При этом даже не попыталась раскутаться. Тогда Брунетти, взяв единственную ложечку, отколупнул кусочек от сахарной горки и со словами «вы позволите, синьора» положил его к ней в чашку и размешал той же ложкой. Потом отковырял еще кусок и бросил себе в чашку. Сахар лег на дно монолитной глыбой, явно не собираясь растворяться. Жидкость в чашке оказалась густой, чуть теплой и убийственной на вкус. Окаменевший сахар обреченно стукнулся о зубы, даже не пытаясь перебить хинную горечь кофе. Сделав еще глоток, Брунетти отставил чашку. К своей синьора Сантина даже не притронулась.
Выпрямившись, он снова с нескрываемым любопытством обвел комнатушку взглядом. Если он рассчитывал увидеть тут хоть какое‑нибудь свидетельство славы, блистательной и мгновенной, как вспышка метеора, то ошибся. Ни афиши очередной премьеры не висело на этих стенах, ни фотографии в сценическом костюме. Единственным предметом, в котором еще усматривался знак прошлого, был большой фотопортрет в серебряной рамке, стоявший на выщербленном стареньком бюро: три девушки, почти девочки, рассаженные манерным старомодным треугольником, улыбались в объектив.
По‑прежнему совершенно игнорируя свой кофе, она отрывисто спросила:
– Что именно вы желаете знать?
– Правда ли, синьора, что вы с ним пели?
– Да. В тридцать седьмом. Но не здесь.
– А где?
– Мюнхен.
– А в какой опере, синьора?
– В «Дон‑Жуане». Этим немцам подавай свое. Или австрийское. Вот мы и ставили им Моцарта. – И презрительно фыркнув, она добавила – И Вагнера. Естественно, он давал им Вагнера. Он любил Вагнера.
– Кто? Веллауэр?
– Нет. Uimbianchino .–Назвав этим словом печально известного незадачливого художника, она выразила чувства, что стоили в свое время жизни множеству людей.
– А маэстро – он тоже любил Вагнера?
– Он любил все, что любил тот, – ответила она, не скрывая презрения. – Но Вагнера любил сам по себе. Они все его любят. Мысли и боль – это им нравится. По‑моему, они просто любят страдания. Свои собственные или чужие.
Пропустив эту сентенцию мимо ушей, Брунетти спросил:
– Скажите, синьора, вы хорошо знали маэстро?
Она посмотрела в сторону, куда‑то поверх фотографии на бюро, потом на свои ладони, которые все время держала отдельно друг от друга, словно их малейшее соприкосновение было болезненно.
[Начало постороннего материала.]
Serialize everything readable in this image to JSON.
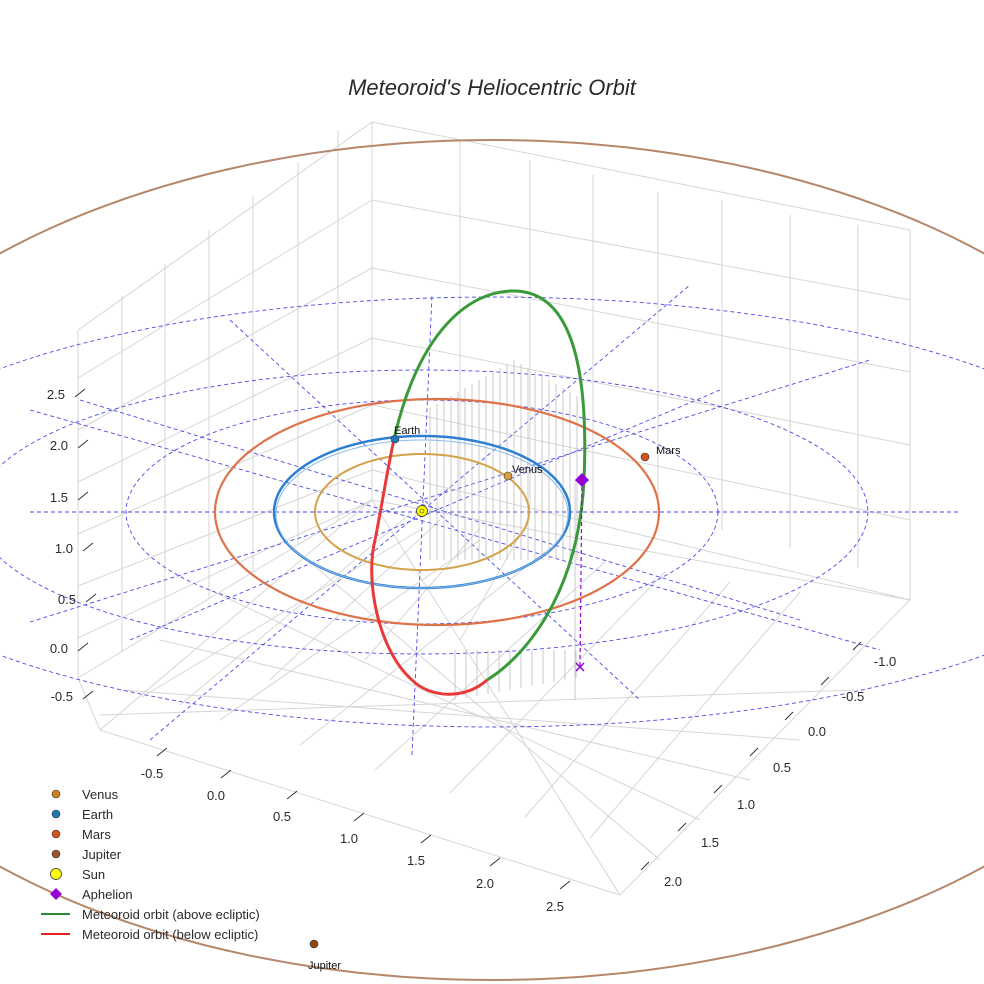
{
  "chart_data": {
    "type": "scatter",
    "projection": "3d",
    "title": "Meteoroid's Heliocentric Orbit",
    "axes": {
      "z_ticks": [
        "-0.5",
        "0.0",
        "0.5",
        "1.0",
        "1.5",
        "2.0",
        "2.5"
      ],
      "y_ticks": [
        "-0.5",
        "0.0",
        "0.5",
        "1.0",
        "1.5",
        "2.0",
        "2.5"
      ],
      "x_ticks": [
        "-1.0",
        "-0.5",
        "0.0",
        "0.5",
        "1.0",
        "1.5",
        "2.0"
      ]
    },
    "ecliptic_grid_radii_au": [
      1,
      2,
      3
    ],
    "planets": [
      {
        "name": "Venus",
        "orbit_radius_au": 0.72,
        "color": "#d9a043",
        "orbit_color": "#d4a24a",
        "label": "Venus"
      },
      {
        "name": "Earth",
        "orbit_radius_au": 1.0,
        "color": "#1f77b4",
        "orbit_color": "#2d7fd2",
        "label": "Earth"
      },
      {
        "name": "Mars",
        "orbit_radius_au": 1.52,
        "color": "#d0521c",
        "orbit_color": "#e0724a",
        "label": "Mars"
      },
      {
        "name": "Jupiter",
        "orbit_radius_au": 5.2,
        "color": "#8b4513",
        "orbit_color": "#b5876a",
        "label": "Jupiter"
      }
    ],
    "sun": {
      "name": "Sun",
      "color": "#ffff00"
    },
    "aphelion": {
      "name": "Aphelion",
      "color": "#9400d3"
    },
    "series": [
      {
        "name": "Meteoroid orbit (above ecliptic)",
        "color": "#3a9a3a"
      },
      {
        "name": "Meteoroid orbit (below ecliptic)",
        "color": "#e83a3a"
      }
    ],
    "legend": {
      "position": "bottom-left",
      "entries": [
        {
          "label": "Venus",
          "marker": "circle",
          "color": "#d08020"
        },
        {
          "label": "Earth",
          "marker": "circle",
          "color": "#1f77b4"
        },
        {
          "label": "Mars",
          "marker": "circle",
          "color": "#d0521c"
        },
        {
          "label": "Jupiter",
          "marker": "circle",
          "color": "#a0522d"
        },
        {
          "label": "Sun",
          "marker": "circle-large",
          "color": "#ffff00"
        },
        {
          "label": "Aphelion",
          "marker": "diamond",
          "color": "#9400d3"
        },
        {
          "label": "Meteoroid orbit (above ecliptic)",
          "marker": "line",
          "color": "#2a8a2a"
        },
        {
          "label": "Meteoroid orbit (below ecliptic)",
          "marker": "line",
          "color": "#e82020"
        }
      ]
    }
  }
}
– Да, я хорошо его знала, – произнесла она наконец.
Подождав, на его взгляд, достаточно долго, он спросил:
– Что вы можете сказать о нем, синьора?
– Он был тщеславен, – помедлив, ответила она. – Но имел на это право. Он был величайшим дирижером, с каким мне приходилось петь. Правда, и пела я с немногими – я выступала слишком недолго. Но из тех, с кем я пела, он был лучшим. Не знаю, как это у него получалось, но он мог взять любую музыку, даже самую заезженную, и превратить ее в новенькую, словно ее никто раньше не играл и не слышал. Музыканты обычно не любили его, но уважали. Он умел заставить их играть, как играют ангелы.
– Вы говорите, что выступали совсем недолго. Что же прервало вашу карьеру?
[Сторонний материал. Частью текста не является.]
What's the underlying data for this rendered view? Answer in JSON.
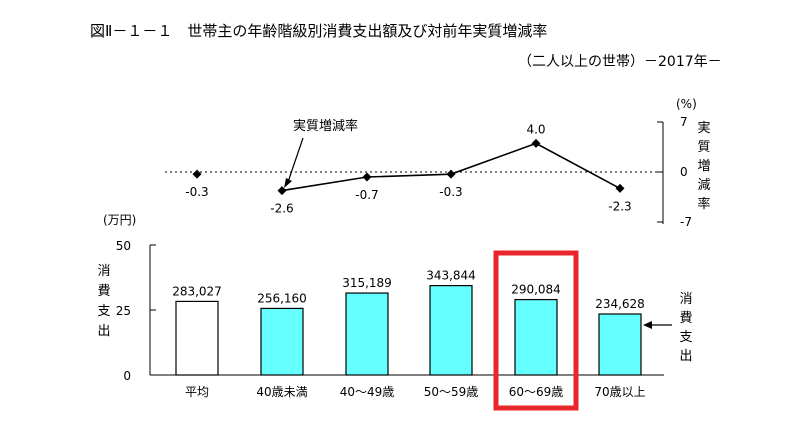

Она подняла на него глаза, но не спросила: как может быть, чтобы такой ее поклонник не знал этой истории? Но в конце концов, он полицейский, а они всегда лгут. Всем и обо всем.
– Я отказалась петь перед дуче. В Риме, в день открытия сезона в тридцать восьмом. «Норму». Главный режиссер прошел за кулисы перед самым спектаклем и сказал мне, что, мол, такая честь – сам Муссолини удостоил нас своим посещением. А… – Она умолкла, не находя слов, чтобы объяснить. – А я была молодая и смелая и сказала, что петь не буду.